軽量なろうリーダー

作品タイトル不明

616 "からあげ"?

「私のからあげ〜」

私のウルッシュバードが、一目散に逃げて行く。

まだ"食用"と決まった訳ではないのに、莉奈のレーダーは食べられると判断していた。せっかく食材を見つけたのだから、一羽くらい欲しい。そう思い追いかけ様とした莉奈の足先に、何かが触れた。

見ればウルッシュバードである。

走り去るウルッシュバードばかりに気に取られていたが、周りには先程まで旅人達と戦って敗れたウルッシュバードが、点々と転がっているではないか。

遠くの方に見えているものを、今から追いかけても、倒せる数などたかが知れている。

……ならば?

「あの、すみません」

「え? あ、なんだ?」

何が起きたのか、まだ理解出来ていなかった旅人達は、身体をビクリと震わせる。

逃走して行くウルッシュバードに、怒っていた莉奈が突然こちらに振り向いたので、反射的に悲鳴を上げるところだった。

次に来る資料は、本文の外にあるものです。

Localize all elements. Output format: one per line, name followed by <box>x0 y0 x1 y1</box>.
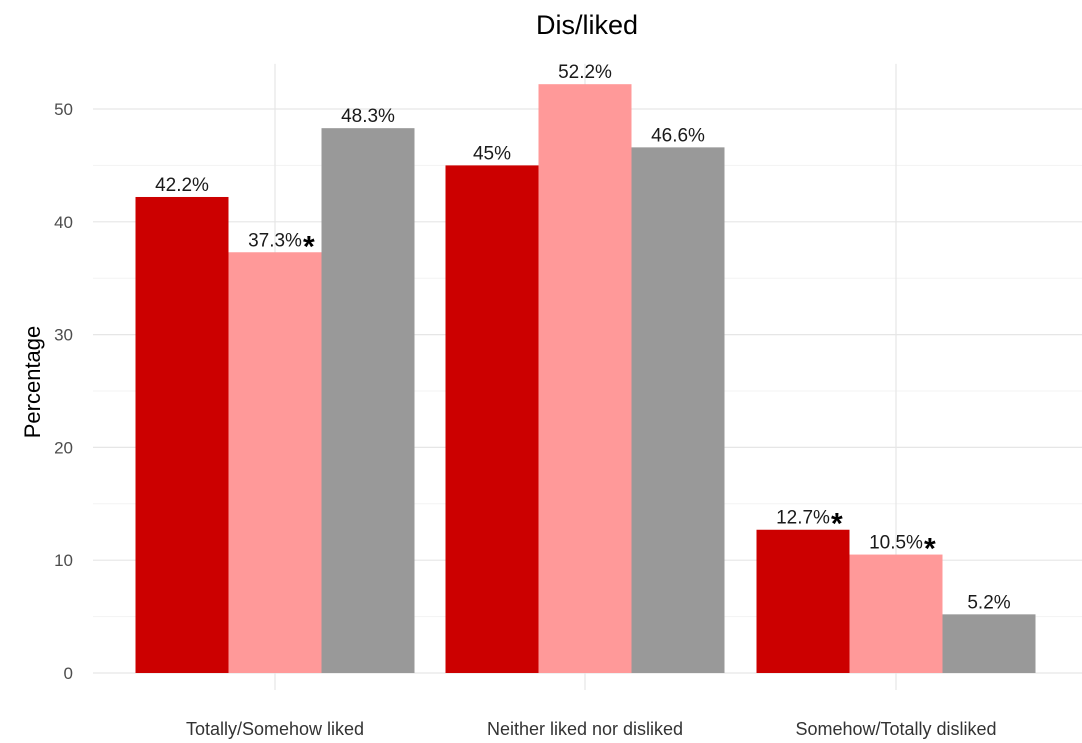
bar <box>135 196 229 673</box>
bar <box>538 84 632 673</box>
y-tick-label: 40 <box>54 213 73 232</box>
chart-title: Dis/liked <box>536 10 638 40</box>
bar-value-label: 48.3% <box>341 106 395 127</box>
significance-star: * <box>924 533 936 566</box>
bar-value-label: 45% <box>473 143 511 164</box>
bars <box>135 84 1036 674</box>
significance-star: * <box>303 230 315 263</box>
y-axis-label: Percentage <box>20 326 45 439</box>
x-category-label: Somehow/Totally disliked <box>795 719 996 739</box>
bar <box>631 147 725 674</box>
bar-value-label: 12.7% <box>776 508 830 529</box>
data-labels: 42.2%37.3% *48.3%45%52.2%46.6%12.7% *10.5%… <box>155 62 1011 613</box>
bar-value-label: 10.5% <box>869 533 923 554</box>
bar-value-label: 46.6% <box>651 125 705 146</box>
bar <box>321 128 415 673</box>
y-tick-label: 10 <box>54 551 73 570</box>
y-tick-label: 0 <box>64 664 73 683</box>
bar-value-label: 37.3% <box>248 230 302 251</box>
bar-value-label: 52.2% <box>558 62 612 83</box>
significance-star: * <box>831 508 843 541</box>
bar-value-label: 5.2% <box>967 592 1010 613</box>
y-tick-label: 50 <box>54 100 73 119</box>
y-tick-label: 20 <box>54 438 73 457</box>
bar <box>942 614 1036 673</box>
y-tick-label: 30 <box>54 326 73 345</box>
x-category-label: Totally/Somehow liked <box>186 719 364 739</box>
y-axis-ticks: 0 10 20 30 40 50 <box>54 100 73 683</box>
x-category-label: Neither liked nor disliked <box>487 719 683 739</box>
bar <box>228 252 322 674</box>
bar <box>756 529 850 673</box>
bar <box>445 165 539 673</box>
bar <box>849 554 943 673</box>
x-axis-categories: Totally/Somehow liked Neither liked nor d… <box>186 719 997 739</box>
bar-value-label: 42.2% <box>155 175 209 196</box>
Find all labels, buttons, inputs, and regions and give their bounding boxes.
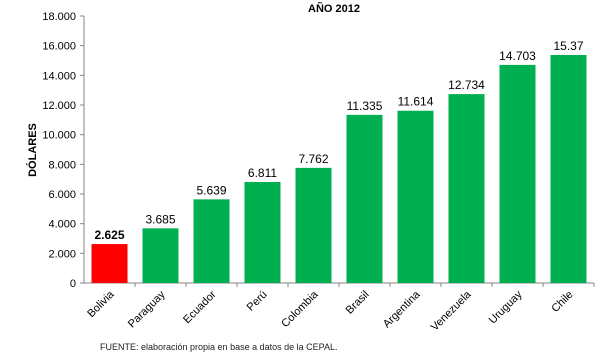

彼女(リナ) は普通に可愛い子だけど……やっている事が普通じゃない。莉奈の可愛さが、逆に怖さに拍車を掛けていた。

だが、不審がられている事など露知らず。莉奈は至ってマイペースだ。

「このからあげ、少し分けて頂きたいんですけど」

「「は? "からあげ"?」」

「あ、違う。鶏肉」

「「"鶏肉"!?」」

確かに、ウルッシュバードは鳥であるから鶏肉であるが、その死骸を見て鶏肉と言う莉奈に、旅人達は目を丸くさせていた。

だが、仕方がない。今の莉奈は、からあげの事で頭がいっぱいだった。なので、ウルッシュバードを見て出てきた言葉は、"からあげ"や"鶏肉"だった。

「えっと、鳥の肉?」

可愛らしく首をコテンと傾け、莉奈が口にした言葉は、一周回って同じ言葉であった。

この鳥の魔物には、"ウルッシュバード"という立派な名前があるのだが、莉奈は食う事しか頭になく、まったく名前が出てこない。

「「……」」

旅人達は顔を見合わせていた。

ウルッシュバードをからあげや鶏肉と言う人に、出会った事はない。

なんなら、これからも会う事はないだろう。

「コイツにはウルッシュバードって名前があるんだから、ちゃんと呼んでやれよ」

可哀想に……と追い掛けて来たエギエディルス皇子が、莉奈の背後で呆れていた。

いつの間にか側にいたエギエディルス皇子に一瞬驚いたが、彼は莉奈よりも遥かに魔法を使える。莉奈が豪神ナックルダスターで超瞬足になるみたいに、魔法を使って追って来たのだろう。

「すみません、ウルッシュバードを少し頂いてもよろしいですか?」

「無視かよ」

エギエディルス皇子の言葉をスルーして、莉奈は旅人達に改めて訊いた。

今はエギエディルス皇子より、ウルッシュバードである。

「え?」

「コレが欲しいのか?」

自分達をも倒しに来た様な莉奈が、地面に転がっているウルッシュバードを欲しがっている。

旅人達は、本気で欲しがる莉奈に訝しげだ。

「ダメですか?」

と悲しそうな声を上げる莉奈に、旅人達は顔を見合わせていた。

突如現れた莉奈に、そんな事を言われても、頭が処理しきれないのだ。

「いや、まぁ……別にイイけど」

「好きなだけ持っていってくれ」

欲しくて倒した訳じゃない。襲って来たから、仕方なく相手をしたまでだ。

なので、持って帰る気などサラサラなかった。

莉奈は、好きなだけと言われ瞳を輝かせると、両手を天高く挙げた。

「やったーーっ!! ありがとうございます!!」

逃げられガッカリした分、喜びもひとしおである。

莉奈は歓喜の声を上げて、早速ウルッシュバードの回収を始めたのであった。